しかし日本は日本独自の新しい科学や技術や文化、自国の伝統文化の維持や発展・・・ようするに「文化文明に対するチャレンジを支援する地盤が薄い」傾向がありますので(自治体によって違いますが)支援は官民問わず、あまりありません。あっても、条件が大変厳しく得るのは相当むづかしいです。

そうなると、仕事の良し悪しは関係なく「上手く」世襲で継いでいるところ、親や親族がスポンサーになってくれている人だけが残ることになります。しかしそれでも代々続けていれば、それが伝統という事になります。(その代わり、文化下落が起こります)しかし、世襲だからといって継いで行くのは簡単ではありません。

これは新規参入であろうと世襲であろうと同じですが、制作者が事実として、どんなに良い作品を作ろうが、文化的に良い活動をしていようが、経済的な優位性が無ければ、あるいは無くなれば社会から淘汰されるのです。(経済的な優位性には、社会的な権威なども含まれます)

小説やドラマだと、素晴らしい仕事をしているのに社会から認められない人は同情され応援されますが、現実の社会では本当に良い仕事をしているなら必ず認められるものだ、経済的に潤っていないのはそいつがたいした事をしていないか、ニセモノだからだ、と社会の人々から認定される傾向があります。

そういう一般社会に認められるのに必要なのは「権威からのお墨付き」です。だから、多くのつくり手は「〇〇工芸会」などの正会員になりたいわけです。

なので、そのような制度も必要ではあるのです。

いろいろ書いておりますが、これは別に誰かを批判するために書いているのではありません。上記は、一般社会生活において当然に体験する事です。

誰も悪くはありません。

また、今の時代が特別に悪いわけではありません。

人間は経済のなかに生きているのですから、そういう面から先に崩壊が始まり、その文化が滅びるのは自然です。お金のために伝統文化が滅びて良いのか?と良く言われますが、人間は社会的動物であり、文化は人間社会のものですから経済的価値が無くなったものは消えるのが摂理なのです。

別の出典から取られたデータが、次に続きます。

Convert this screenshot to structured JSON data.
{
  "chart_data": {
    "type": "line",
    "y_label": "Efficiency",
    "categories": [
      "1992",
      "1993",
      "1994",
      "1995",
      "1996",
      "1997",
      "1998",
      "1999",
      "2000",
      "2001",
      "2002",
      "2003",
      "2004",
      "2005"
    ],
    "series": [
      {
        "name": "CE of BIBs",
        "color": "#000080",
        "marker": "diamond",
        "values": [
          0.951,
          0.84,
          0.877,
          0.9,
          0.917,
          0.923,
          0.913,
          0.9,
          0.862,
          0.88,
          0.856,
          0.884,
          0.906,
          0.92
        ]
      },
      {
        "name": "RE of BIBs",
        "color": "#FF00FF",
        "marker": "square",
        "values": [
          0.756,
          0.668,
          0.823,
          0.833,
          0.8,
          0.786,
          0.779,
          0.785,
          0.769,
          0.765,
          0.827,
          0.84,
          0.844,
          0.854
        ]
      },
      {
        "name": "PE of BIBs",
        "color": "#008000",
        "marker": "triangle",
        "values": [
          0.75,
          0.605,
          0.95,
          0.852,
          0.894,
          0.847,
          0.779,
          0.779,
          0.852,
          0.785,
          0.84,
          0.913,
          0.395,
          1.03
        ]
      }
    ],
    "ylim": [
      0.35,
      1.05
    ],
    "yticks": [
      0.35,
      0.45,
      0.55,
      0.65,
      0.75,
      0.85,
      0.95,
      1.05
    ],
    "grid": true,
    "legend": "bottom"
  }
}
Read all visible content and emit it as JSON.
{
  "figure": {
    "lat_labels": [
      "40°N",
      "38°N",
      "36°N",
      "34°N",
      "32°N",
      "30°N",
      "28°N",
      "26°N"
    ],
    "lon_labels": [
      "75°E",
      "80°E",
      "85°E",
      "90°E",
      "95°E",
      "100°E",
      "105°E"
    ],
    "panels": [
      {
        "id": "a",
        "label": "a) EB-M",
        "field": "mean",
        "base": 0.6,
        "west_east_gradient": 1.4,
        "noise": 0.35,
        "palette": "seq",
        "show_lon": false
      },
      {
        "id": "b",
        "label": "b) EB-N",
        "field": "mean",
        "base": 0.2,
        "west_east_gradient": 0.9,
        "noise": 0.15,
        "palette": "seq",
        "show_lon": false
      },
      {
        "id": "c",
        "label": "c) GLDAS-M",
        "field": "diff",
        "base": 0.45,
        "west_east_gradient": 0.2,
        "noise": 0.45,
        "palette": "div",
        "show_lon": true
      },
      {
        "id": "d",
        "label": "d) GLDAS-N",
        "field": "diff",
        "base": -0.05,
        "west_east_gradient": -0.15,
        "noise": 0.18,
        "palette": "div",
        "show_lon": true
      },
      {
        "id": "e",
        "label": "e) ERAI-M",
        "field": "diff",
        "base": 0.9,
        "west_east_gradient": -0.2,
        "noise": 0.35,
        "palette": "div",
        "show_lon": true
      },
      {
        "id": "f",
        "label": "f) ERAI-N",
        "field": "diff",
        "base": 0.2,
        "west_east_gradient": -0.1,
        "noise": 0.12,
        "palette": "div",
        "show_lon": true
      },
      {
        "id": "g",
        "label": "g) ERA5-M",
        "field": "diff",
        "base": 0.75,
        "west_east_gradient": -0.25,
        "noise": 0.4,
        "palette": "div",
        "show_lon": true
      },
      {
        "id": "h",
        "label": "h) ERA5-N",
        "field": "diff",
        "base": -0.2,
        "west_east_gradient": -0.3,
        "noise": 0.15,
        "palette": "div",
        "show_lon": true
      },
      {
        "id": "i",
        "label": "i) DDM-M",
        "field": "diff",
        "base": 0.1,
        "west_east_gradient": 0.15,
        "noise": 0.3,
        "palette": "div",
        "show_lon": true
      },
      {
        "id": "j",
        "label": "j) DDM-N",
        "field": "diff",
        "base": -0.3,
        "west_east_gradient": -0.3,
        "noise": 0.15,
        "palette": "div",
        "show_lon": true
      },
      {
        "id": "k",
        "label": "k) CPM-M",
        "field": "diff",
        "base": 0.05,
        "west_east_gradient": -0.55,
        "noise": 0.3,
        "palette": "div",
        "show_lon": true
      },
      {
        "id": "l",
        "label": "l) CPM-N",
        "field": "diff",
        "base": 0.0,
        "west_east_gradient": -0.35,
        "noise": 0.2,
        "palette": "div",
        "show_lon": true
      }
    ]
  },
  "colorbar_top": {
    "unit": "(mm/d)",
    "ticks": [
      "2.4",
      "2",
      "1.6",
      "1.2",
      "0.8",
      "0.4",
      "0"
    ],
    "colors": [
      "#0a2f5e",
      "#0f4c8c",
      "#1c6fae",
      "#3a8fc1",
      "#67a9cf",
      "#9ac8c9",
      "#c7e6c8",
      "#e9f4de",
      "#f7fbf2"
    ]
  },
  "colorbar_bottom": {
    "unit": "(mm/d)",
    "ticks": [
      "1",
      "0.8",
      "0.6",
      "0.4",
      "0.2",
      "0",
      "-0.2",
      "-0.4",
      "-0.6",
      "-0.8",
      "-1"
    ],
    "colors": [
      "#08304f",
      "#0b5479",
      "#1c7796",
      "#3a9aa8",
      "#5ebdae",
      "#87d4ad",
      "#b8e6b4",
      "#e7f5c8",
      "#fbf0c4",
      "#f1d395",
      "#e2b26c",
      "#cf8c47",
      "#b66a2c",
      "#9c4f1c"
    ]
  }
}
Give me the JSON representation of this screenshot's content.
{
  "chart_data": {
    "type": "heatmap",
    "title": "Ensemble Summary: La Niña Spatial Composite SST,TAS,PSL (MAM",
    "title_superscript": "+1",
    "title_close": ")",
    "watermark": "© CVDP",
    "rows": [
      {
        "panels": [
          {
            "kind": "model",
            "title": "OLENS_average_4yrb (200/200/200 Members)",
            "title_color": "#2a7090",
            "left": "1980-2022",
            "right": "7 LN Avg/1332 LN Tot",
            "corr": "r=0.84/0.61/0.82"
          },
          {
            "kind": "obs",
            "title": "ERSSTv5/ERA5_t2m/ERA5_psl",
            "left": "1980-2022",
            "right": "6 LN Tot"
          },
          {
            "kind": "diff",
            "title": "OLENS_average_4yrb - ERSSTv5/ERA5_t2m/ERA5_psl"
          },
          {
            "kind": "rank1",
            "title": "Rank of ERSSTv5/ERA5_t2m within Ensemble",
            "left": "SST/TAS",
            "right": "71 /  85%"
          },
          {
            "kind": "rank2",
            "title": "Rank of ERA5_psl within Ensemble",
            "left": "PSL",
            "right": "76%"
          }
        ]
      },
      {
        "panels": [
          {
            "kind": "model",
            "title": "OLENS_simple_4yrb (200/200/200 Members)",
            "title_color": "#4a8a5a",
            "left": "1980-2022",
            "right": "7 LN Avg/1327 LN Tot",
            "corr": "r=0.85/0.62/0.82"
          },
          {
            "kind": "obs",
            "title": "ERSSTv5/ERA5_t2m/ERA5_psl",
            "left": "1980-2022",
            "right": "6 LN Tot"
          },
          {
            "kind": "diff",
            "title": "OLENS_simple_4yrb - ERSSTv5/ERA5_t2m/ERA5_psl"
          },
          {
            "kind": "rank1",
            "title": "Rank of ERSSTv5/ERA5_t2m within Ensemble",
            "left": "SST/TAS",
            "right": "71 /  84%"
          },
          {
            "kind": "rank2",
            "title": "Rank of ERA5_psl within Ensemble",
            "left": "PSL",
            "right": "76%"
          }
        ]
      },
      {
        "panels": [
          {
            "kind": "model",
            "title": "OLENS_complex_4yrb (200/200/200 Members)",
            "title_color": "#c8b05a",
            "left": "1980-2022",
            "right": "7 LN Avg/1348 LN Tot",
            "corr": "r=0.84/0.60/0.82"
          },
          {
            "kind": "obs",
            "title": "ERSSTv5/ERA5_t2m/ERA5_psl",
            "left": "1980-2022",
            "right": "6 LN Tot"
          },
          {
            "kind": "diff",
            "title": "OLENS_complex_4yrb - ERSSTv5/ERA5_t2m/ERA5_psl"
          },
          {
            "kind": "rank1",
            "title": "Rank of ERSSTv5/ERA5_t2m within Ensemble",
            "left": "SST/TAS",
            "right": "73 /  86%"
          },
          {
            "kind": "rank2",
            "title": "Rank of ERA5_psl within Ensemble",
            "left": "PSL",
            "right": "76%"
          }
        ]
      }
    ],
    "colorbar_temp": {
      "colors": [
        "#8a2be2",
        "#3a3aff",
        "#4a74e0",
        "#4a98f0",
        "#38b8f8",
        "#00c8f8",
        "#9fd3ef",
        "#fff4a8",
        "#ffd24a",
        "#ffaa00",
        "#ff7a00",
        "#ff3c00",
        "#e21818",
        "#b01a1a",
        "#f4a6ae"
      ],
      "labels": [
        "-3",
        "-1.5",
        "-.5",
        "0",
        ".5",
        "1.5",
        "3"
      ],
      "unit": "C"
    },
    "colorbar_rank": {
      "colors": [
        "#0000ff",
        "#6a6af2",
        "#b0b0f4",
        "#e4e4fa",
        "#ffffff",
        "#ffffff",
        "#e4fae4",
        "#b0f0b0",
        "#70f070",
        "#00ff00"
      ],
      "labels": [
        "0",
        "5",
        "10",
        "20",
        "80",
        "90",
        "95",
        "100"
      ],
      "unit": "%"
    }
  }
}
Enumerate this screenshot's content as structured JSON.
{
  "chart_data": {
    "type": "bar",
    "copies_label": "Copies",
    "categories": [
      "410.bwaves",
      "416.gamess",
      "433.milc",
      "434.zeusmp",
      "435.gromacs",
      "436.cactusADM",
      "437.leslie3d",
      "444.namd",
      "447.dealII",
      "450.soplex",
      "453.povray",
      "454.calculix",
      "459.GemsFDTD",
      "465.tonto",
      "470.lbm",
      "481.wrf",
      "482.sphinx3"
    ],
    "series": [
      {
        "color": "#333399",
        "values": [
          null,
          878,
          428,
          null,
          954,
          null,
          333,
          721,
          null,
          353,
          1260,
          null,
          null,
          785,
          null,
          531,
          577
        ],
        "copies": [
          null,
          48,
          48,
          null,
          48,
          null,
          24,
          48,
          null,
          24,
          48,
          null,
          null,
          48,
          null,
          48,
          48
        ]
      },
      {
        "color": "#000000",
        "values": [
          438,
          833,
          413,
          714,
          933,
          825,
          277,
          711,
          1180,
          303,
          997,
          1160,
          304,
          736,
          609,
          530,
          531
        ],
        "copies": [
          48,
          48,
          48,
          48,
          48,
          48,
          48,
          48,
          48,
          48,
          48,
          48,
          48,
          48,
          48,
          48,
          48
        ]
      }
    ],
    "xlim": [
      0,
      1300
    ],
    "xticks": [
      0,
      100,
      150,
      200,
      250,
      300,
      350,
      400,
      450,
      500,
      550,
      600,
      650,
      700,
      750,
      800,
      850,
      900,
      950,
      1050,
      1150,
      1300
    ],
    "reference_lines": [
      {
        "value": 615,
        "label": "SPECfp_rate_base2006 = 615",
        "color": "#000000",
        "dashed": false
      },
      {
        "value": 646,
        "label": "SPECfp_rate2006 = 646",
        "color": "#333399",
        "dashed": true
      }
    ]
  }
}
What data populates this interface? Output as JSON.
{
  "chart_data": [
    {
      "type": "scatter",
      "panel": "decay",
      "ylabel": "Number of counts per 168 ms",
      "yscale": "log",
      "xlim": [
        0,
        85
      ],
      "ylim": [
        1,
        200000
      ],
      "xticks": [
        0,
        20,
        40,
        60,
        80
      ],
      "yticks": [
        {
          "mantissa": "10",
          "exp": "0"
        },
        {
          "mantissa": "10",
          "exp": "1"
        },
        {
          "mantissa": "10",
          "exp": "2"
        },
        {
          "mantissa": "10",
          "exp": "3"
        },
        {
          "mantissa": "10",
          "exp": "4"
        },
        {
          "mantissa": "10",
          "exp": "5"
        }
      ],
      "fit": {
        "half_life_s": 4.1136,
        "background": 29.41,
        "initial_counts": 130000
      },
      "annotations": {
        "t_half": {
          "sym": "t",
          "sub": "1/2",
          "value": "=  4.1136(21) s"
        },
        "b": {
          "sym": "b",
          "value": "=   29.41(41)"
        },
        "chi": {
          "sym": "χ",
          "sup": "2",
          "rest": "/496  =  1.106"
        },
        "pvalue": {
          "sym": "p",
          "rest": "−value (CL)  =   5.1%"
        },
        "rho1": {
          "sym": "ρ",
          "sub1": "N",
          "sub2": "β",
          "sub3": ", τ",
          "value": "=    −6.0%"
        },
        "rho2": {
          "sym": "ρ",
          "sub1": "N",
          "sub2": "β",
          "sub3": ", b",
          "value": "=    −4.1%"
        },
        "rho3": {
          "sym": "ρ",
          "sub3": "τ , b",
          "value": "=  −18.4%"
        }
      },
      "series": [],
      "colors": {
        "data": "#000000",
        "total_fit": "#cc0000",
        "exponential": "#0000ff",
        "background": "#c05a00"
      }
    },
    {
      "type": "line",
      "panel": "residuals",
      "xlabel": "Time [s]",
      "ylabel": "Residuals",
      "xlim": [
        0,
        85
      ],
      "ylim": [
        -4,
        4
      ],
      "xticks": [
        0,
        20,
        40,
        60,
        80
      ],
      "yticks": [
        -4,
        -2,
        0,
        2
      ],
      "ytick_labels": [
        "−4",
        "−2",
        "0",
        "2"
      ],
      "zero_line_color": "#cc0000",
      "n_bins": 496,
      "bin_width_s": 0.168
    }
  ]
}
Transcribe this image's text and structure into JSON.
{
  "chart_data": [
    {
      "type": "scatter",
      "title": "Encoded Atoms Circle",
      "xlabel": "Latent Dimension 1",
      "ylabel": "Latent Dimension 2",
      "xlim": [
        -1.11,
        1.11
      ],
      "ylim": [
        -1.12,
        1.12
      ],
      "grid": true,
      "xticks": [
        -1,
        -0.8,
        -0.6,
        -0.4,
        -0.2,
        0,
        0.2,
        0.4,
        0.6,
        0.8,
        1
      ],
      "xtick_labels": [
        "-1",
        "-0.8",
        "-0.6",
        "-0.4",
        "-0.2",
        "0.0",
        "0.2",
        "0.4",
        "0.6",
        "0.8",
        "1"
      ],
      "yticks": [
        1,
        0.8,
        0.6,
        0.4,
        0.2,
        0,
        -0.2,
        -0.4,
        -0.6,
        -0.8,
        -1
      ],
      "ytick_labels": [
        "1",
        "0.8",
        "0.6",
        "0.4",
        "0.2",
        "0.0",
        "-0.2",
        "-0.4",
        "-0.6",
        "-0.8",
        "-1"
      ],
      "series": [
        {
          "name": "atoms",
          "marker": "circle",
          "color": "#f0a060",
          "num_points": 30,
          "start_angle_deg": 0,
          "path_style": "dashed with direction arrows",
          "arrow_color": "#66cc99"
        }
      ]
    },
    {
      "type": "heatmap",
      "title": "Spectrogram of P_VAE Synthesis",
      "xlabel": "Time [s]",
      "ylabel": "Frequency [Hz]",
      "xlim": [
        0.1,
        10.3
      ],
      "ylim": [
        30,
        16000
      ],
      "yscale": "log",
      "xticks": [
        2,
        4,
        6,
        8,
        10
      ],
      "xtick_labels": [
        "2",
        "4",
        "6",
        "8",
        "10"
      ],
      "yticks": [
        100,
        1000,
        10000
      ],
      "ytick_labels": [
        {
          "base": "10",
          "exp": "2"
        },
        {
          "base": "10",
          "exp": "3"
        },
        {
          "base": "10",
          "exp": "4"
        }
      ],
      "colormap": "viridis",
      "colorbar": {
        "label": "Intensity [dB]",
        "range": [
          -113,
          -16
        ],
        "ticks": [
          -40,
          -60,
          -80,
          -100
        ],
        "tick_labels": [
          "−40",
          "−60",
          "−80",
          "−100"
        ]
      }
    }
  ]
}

その伝統文化に観光資源としての魅力があれば、違う路線で生き残る事は可能ですが、しかしそれは表層のみの保存であって、内容は変わってしまう、あるいは無くなる事になります。

そのような事はどこにでも起こる事で、自然な事なのだと思います。

産まれ出たものは、いつか消える、というだけの話で、特別な事ではありません。

だから伝統文化を維持するには「どこかの誰かが理解してくれない・保護してくれない」と嘆くのではなく、そういう「繰り返されてきた歴史」を前提に「ではどうするべきか?」を考える必要があるように思います。

それでダメならしょうがないじゃん。

そこまでがその文化の寿命だったんだよ。